Рядовой осторожно поднял каску одной рукой, а другой извлек из кармана пачку невыносимо пахнущих, наверняка кустарно изготовленных сигарет. Положив пачку в изголовье насыпи, рядовой так же аккуратно накрыл ее каской. Ему показалось, что стальная полусфера незримо преобразилась, обнаружив под собой что-то еще, помимо пустоты. Рядовой накрыл каску ладонью, потом тихонько постучал по ней на прощание и пошел дальше, к третьему, последнему из интересовавших его бугров.

Третий бугор был с самого края. Рядовой сам не понял, как нашел его в первый раз, но теперь безошибочно различил какую-то странную ауру, оградившую насыпь. Бугор появился здесь в один день вместе с первой насыпью. Рядовой подошел к бугру, слепо взглянул на безымянную плиту, потом шагнул вперед, с усилием раздавив песок. Он не знал, как тщательно засыпали здесь ямы, но ему совсем не страшно было ощутить под подошвами что-нибудь помимо смешанных друг с другом земных пород. Потоптавшись на одном месте, рядовой сделал еще один шаг, подойдя совсем близко к каменной плите. Ему показалось, что он чует смрад, никак не связанный с разложением и другими природными процессами.
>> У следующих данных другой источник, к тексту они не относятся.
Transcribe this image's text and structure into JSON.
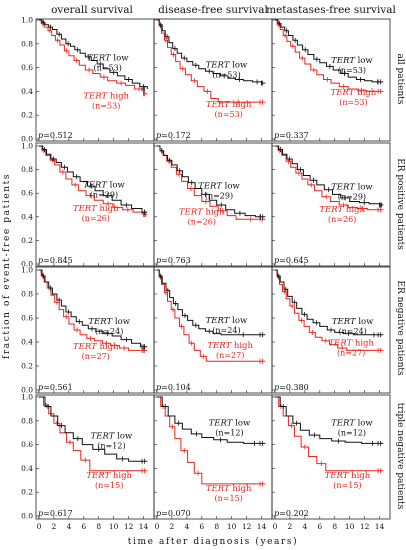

Задрав голову вверх, рядовой всмотрелся в небесную синеву. Она была необычайно далеко, как всегда, и рядовой в очередной раз не смог понять, было за ней что-нибудь или нет. Расслабив ремень, рядовой задумчиво всмотрелся в песок под своими ногами; затем он расстегнул ширинку и полностью отдался процессу избавления от всего тяготящего. На утрамбованном песке стала возникать причудливая завитушка; рядовой двинул рукой сначала вправо, затем вперед и влево, и из завитушки вырос мудреный иероглиф, значение которого он недавно узнал у местного переводчика. Иероглиф вышел таким строгим, будто его перенесли на насыпь со страницы книги обо всем. Значение следующего иероглифа рядовой помнил плохо, но это не помешало ему взяться и за него.

Когда второй иероглиф был почти готов, рядовой ощутил легкое дуновение. Слегка обернувшись назад, он понял, что ветер набирает силу.

Улыбнувшись еще неокрепшему ветру, рядовой продолжил излагать на насыпи свои полудетские помыслы, солнце бережно подсвечивало ему, чтобы твердости его намерений не помешала какая-нибудь тень. Ветер становился сильнее, грозясь рано или поздно стереть все невечное, но рядовой знал, что любую бурю сменяет затишье.